Tally Tribulations

Machines counting mail-in ballots: a recipe for electoral disaster?

Every vote may count in an election, but is every vote counted? A local man questions if they are, especially mail-in ballots--even as the city of Tucson is taking additional steps to ensure a vote cast is a vote tallied.

A Republican primary last year in Maricopa County illustrated problems with counting early ballots. On election night, it appeared one candidate had won a close race by four votes--but a machine recount revealed almost 500 ballots hadn't been tabulated. When they were, the election results were reversed.

Maricopa County Election Director Karen Osborne blamed the discrepancy on voters. "People at home use whatever--pen, pencil, we find crayon; we find glitter gel pens; we've found a number of things that made a mark" on a mail-in ballot, she testified during a court hearing on the case. Even though electronic vote-counting equipment has difficulty reading some of those marks, Osborne concluded: "I don't believe that the problem is in machines, but in the ballots."

Overseeing next week's Tucson election, City Clerk Kathy Detrick expects close to 50 percent of the total votes cast will be on early ballots, up from less than 40 percent two years ago.

Detrick has experienced her own difficulties with these mail-in ballots. "Voters who mark in red, or don't fill in the oval, or perhaps circle a name, that's human error," she said. "When they don't follow the instructions, there is only so much you can do."

But to verify that its machine count of ballots matches the actual total, beginning with September's primary, Detrick's office instituted a new election-night procedure. Random stacks of early ballots were counted by hand, and the results were compared with the machine results.

"It actually did come out," Detrick declared of the verification process. "If it didn't, we wanted to know."

In Maricopa County, which used a different company's machines than those employed in Tucson, significant variations in vote counting occurred during the aforementioned election. Largely based on that result, Thomas Ryan, a retired Tucson electronic engineer, took Arizona Secretary of State Jan Brewer to court.

Ryan, founder of Arizona Citizens for Fair Elections, hopes Judge John Davis will order Brewer to quickly comply with a state law. His attorney, Bill Risner, argued in a 4 1/2-hour court hearing two weeks ago that in 2003, the state Legislature directed the Secretary of State to develop standards to decertify vote counting machines which didn't operate properly. Two years later, Risner said, "She's still done nothing."

State Election Director Joseph Kanefield, standing in for Brewer, strongly disagreed. "It's simply wrong to say we haven't been doing anything," he remarked. "(The plaintiff) seems to believe a two-year delay is unreasonable. It's not. We want to do it right."

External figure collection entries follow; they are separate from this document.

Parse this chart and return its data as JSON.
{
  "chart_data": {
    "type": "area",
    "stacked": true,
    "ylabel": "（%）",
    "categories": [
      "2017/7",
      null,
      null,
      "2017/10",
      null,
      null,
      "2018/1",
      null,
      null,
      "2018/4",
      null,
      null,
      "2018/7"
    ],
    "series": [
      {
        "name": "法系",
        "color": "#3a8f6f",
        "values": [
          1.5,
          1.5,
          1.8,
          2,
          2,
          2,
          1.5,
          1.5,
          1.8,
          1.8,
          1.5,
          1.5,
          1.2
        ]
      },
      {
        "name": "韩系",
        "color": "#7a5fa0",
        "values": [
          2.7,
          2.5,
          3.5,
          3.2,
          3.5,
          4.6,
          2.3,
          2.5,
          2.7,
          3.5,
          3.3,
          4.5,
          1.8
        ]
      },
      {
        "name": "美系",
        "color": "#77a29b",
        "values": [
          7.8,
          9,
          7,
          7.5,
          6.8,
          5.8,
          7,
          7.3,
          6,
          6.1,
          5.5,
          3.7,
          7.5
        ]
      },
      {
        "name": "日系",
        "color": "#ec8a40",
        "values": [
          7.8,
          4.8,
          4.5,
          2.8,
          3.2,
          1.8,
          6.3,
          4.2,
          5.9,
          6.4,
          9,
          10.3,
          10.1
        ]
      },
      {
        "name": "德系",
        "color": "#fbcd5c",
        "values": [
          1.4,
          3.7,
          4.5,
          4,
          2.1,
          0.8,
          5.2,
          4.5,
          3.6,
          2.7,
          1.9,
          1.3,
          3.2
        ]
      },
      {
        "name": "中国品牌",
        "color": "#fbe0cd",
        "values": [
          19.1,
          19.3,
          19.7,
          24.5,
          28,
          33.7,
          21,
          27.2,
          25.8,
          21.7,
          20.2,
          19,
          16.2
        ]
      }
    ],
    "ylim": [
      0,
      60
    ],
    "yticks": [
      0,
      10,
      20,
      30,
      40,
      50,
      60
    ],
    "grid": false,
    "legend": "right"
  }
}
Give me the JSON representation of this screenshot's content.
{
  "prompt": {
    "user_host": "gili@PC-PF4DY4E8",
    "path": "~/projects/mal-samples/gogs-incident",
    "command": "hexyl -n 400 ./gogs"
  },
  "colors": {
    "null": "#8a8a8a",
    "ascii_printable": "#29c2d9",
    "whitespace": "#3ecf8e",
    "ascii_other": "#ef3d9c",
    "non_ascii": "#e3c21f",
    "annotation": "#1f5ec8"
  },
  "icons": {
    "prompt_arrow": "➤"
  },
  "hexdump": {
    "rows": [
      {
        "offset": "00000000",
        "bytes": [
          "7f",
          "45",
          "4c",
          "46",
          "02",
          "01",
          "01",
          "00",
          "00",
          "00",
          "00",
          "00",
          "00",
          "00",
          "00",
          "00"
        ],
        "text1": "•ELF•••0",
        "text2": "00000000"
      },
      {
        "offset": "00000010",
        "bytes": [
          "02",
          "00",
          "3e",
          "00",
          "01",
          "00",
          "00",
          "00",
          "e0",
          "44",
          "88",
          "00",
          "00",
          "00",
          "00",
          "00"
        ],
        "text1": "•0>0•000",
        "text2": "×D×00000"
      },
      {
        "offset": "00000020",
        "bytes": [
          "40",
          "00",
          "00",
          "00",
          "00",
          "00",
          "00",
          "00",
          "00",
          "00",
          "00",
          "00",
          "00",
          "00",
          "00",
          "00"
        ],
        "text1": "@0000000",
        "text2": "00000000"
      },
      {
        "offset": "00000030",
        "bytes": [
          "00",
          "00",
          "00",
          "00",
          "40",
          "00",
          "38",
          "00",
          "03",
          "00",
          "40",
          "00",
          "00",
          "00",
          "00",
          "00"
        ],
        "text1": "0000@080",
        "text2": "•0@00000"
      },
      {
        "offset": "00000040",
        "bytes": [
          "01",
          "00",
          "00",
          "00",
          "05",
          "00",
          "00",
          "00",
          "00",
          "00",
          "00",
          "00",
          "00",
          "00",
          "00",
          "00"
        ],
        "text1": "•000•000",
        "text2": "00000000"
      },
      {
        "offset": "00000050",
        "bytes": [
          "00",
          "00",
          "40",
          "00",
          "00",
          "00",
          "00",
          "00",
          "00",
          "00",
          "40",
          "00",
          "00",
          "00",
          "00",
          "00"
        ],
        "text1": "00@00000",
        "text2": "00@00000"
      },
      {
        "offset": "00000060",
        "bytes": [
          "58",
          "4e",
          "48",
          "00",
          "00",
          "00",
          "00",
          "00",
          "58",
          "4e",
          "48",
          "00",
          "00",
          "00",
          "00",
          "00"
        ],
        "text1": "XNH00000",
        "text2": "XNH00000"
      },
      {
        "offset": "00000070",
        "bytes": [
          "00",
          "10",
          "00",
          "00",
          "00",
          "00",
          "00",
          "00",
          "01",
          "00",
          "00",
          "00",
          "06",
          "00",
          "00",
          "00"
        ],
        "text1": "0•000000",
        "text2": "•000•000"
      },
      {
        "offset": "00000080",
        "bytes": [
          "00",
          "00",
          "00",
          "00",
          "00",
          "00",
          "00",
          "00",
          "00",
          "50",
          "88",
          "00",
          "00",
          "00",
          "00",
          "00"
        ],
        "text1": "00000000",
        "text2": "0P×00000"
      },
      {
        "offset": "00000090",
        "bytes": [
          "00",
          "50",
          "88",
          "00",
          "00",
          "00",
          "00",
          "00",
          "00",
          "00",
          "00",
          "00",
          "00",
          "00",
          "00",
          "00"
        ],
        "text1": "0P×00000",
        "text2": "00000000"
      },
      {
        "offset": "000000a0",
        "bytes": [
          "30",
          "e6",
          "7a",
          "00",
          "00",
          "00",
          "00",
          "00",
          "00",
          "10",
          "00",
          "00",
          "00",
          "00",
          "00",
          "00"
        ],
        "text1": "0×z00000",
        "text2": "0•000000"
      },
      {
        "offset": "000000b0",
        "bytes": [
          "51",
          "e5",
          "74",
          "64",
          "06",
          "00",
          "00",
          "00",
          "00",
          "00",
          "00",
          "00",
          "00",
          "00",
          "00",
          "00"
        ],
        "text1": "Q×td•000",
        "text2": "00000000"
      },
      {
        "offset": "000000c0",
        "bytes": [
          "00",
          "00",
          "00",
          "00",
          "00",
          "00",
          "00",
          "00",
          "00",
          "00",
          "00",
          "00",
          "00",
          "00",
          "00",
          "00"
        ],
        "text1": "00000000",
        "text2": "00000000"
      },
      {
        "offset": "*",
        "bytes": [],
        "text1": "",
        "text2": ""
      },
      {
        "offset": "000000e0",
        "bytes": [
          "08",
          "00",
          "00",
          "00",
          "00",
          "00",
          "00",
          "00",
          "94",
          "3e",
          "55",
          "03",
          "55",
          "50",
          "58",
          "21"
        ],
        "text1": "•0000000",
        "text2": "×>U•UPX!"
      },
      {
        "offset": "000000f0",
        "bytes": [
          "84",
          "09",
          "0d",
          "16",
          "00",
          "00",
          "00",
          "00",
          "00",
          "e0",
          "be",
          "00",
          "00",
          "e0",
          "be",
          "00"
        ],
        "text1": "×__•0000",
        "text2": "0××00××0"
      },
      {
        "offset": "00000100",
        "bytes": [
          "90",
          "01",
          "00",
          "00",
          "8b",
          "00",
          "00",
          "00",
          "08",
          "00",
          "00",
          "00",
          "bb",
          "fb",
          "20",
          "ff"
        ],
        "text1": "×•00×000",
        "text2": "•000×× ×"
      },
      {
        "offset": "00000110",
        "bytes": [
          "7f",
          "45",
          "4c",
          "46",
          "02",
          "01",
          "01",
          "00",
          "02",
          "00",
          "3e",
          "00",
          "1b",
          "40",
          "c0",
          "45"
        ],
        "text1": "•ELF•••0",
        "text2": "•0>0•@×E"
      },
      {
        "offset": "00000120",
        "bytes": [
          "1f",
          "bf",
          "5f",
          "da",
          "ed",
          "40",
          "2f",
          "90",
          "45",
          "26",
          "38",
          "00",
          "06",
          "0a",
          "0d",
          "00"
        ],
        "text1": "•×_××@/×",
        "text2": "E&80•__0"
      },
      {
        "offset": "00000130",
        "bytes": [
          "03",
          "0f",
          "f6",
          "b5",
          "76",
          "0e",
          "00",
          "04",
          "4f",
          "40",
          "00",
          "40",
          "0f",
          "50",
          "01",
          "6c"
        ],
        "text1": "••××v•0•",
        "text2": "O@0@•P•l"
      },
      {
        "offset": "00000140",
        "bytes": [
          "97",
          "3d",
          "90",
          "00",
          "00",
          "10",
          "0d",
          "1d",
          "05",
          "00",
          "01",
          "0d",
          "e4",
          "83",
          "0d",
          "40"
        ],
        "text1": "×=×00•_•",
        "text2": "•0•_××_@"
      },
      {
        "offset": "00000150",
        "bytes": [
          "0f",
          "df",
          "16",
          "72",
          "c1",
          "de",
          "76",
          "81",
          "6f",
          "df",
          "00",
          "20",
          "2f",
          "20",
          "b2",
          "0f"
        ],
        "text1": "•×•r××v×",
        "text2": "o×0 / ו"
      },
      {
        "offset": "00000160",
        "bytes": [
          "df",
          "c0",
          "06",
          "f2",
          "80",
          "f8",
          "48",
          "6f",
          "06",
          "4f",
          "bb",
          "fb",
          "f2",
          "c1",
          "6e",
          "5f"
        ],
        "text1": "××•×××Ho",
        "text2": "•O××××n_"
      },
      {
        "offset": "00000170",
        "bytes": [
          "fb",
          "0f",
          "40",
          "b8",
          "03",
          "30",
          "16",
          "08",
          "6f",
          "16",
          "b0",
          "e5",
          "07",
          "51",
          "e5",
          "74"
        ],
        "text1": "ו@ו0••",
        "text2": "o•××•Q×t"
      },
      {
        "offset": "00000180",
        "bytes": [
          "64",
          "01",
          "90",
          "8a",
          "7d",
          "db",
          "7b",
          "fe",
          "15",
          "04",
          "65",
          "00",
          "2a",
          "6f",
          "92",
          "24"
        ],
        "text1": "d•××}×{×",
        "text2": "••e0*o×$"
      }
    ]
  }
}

Kanefield said a consultant report was prepared, and his office is awaiting the release of a federal study. Once that is finished, Kanefield stated in an affidavit, his goal is to complete a draft decertification policy for vote-counting machines by the end of the year--but that date depends on the release of the federal report.

Lawyers from the Arizona attorney general's office, representing Brewer, also argued that it is the Legislature's job, not the court's, to establish a timeline for complying with the requirement. For that reason, they asked the suit be dismissed; that request was denied, pleasing about 20 of Ryan's supporters in the courtroom.

State Representative Ted Downing was one of those attending the hearing, and he thinks Brewer's office is dragging its feet. "If people lose faith in the (ballot-counting) machines," Downing said, "they won't vote."

Risner focused on the Maricopa County election problems. He indicated there was an 18.3 percent variation in vote-counting by one of the machines, compared to 0.2 and 1.4 percent for the other two employed in the recount.

Expanding on that point, Ryan explained that the maximum federal goal for vote-counting error was 1 in 500,000 ballot marks. But in the Maricopa County incident, the error rate was almost five times greater, at 1 in 108,000.

The judge in that case summarized the issue succinctly. "If the system is designed to tally accurate counts to show the intention of voters," he said, "then I have questions about whether it works with respect to those who file early ballots."

Risner and Ryan stressed the secretary of state relies in part on the machine's manufacturer to indicate if the vote-counting equipment is functioning properly. Plus, they said, the machines are subject to fraud, hacking and other potential electronic problems. "It's a way to stuff the ballot box without detection," Risner declared.

Obviously irritated that he had to spend a day in a Tucson courtroom, Kanefield called those statements simply allegations, as he offered a different solution. "With proper voter education," he said, "we can greatly reduce the probability (of problems)."

While a decision in the case was still pending at our press deadline, Detrick is looking forward to next week's election. She urges everyone with an early ballot to send it in, or drop it off at any polling place on Tuesday.

Addressing the mail-in vote-tallying issue, Detrick said: "I'm fairly confident (in the results). We're really interested in making certain the count is accurate."